Simplify your reading

halloweenkindleeffectsBuzz, buzz, buzz simplify, minimize, reduce. Buzzz!You know, this is what everyone is talking about these days. It seems that we live lives that are generally overwhelmed by information and stuff, and we need to escape that if we want to lead a fulfilling existence.

So when it comes to books, how do you do it? I am not talking about how you shelve or get rid of physical books. I have solved that dilemma for myself: I don’t buy paper books anymore: only digital. It suits me and I’m very happy with it.

But these digital devices, sorry to break this terrifying news to you, can store hundreds of books that you don’t have to dust or pack into a wall of boxes when you move. These books accumulate very quietly and subversively, until one day when you have so many that you just can’t breathe anymore. They are all over and they keep growing. They are in your dreams and in your every thought. They take so much space that you can’t breathe anymore. I know it happens to me. But then I clear my Gmail inbox every year or so, because the idea of thousands of e-mails hanging around there is just intolerable.
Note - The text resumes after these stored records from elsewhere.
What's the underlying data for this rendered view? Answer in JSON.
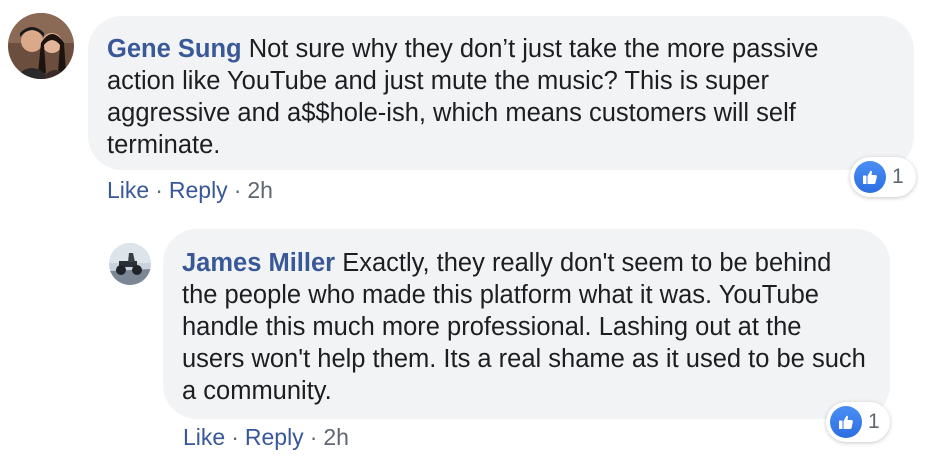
{
  "comments": [
    {
      "author": "Gene Sung",
      "text": "Not sure why they don’t just take the more passive action like YouTube and just mute the music? This is super aggressive and a$$hole-ish, which means customers will self terminate.",
      "reaction_count": "1",
      "actions": {
        "like": "Like",
        "reply": "Reply",
        "separator": "·",
        "time": "2h"
      }
    },
    {
      "author": "James Miller",
      "text": "Exactly, they really don't seem to be behind the people who made this platform what it was. YouTube handle this much more professional. Lashing out at the users won't help them. Its a real shame as it used to be such a community.",
      "reaction_count": "1",
      "actions": {
        "like": "Like",
        "reply": "Reply",
        "separator": "·",
        "time": "2h"
      }
    }
  ],
  "icons": {
    "reaction": "thumbs-up-icon"
  },
  "colors": {
    "author": "#385898",
    "bubble": "#f2f3f5",
    "like_badge": "#3b78e7",
    "meta": "#606770"
  }
}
Digital clutter is as bad to me as physical clutter. Don’t you feel the same?

To keep my book list simple I apply a few filters. I read fiction only written by women and in a few genres like literary, contemporary women’s fiction, mystery. I enjoy sci-fi too, but haven’t read anything of that in a million years. When it comes to non-fiction, I usually try to decide at some point (beginning of the year) what area of interest I want to investigate deeply and try to stick to that. Of course, I will make exceptions here and there, when trusted friends recommend one book or the other, knowing that will be a satisfying read. In general my non-fiction reading will fall into a few categories: psychology, philosophy, spirituality, and women’s studies.

I constantly check the list on my e-book reader and delete everything that I have finished or I’m not planning to finish. Still, you will probably find at least twenty books on my reader at any given time.

How do you keep your book list from turning into an out-of-control monster that one day will surely eat you alive? (Sorry, but it is Halloween!)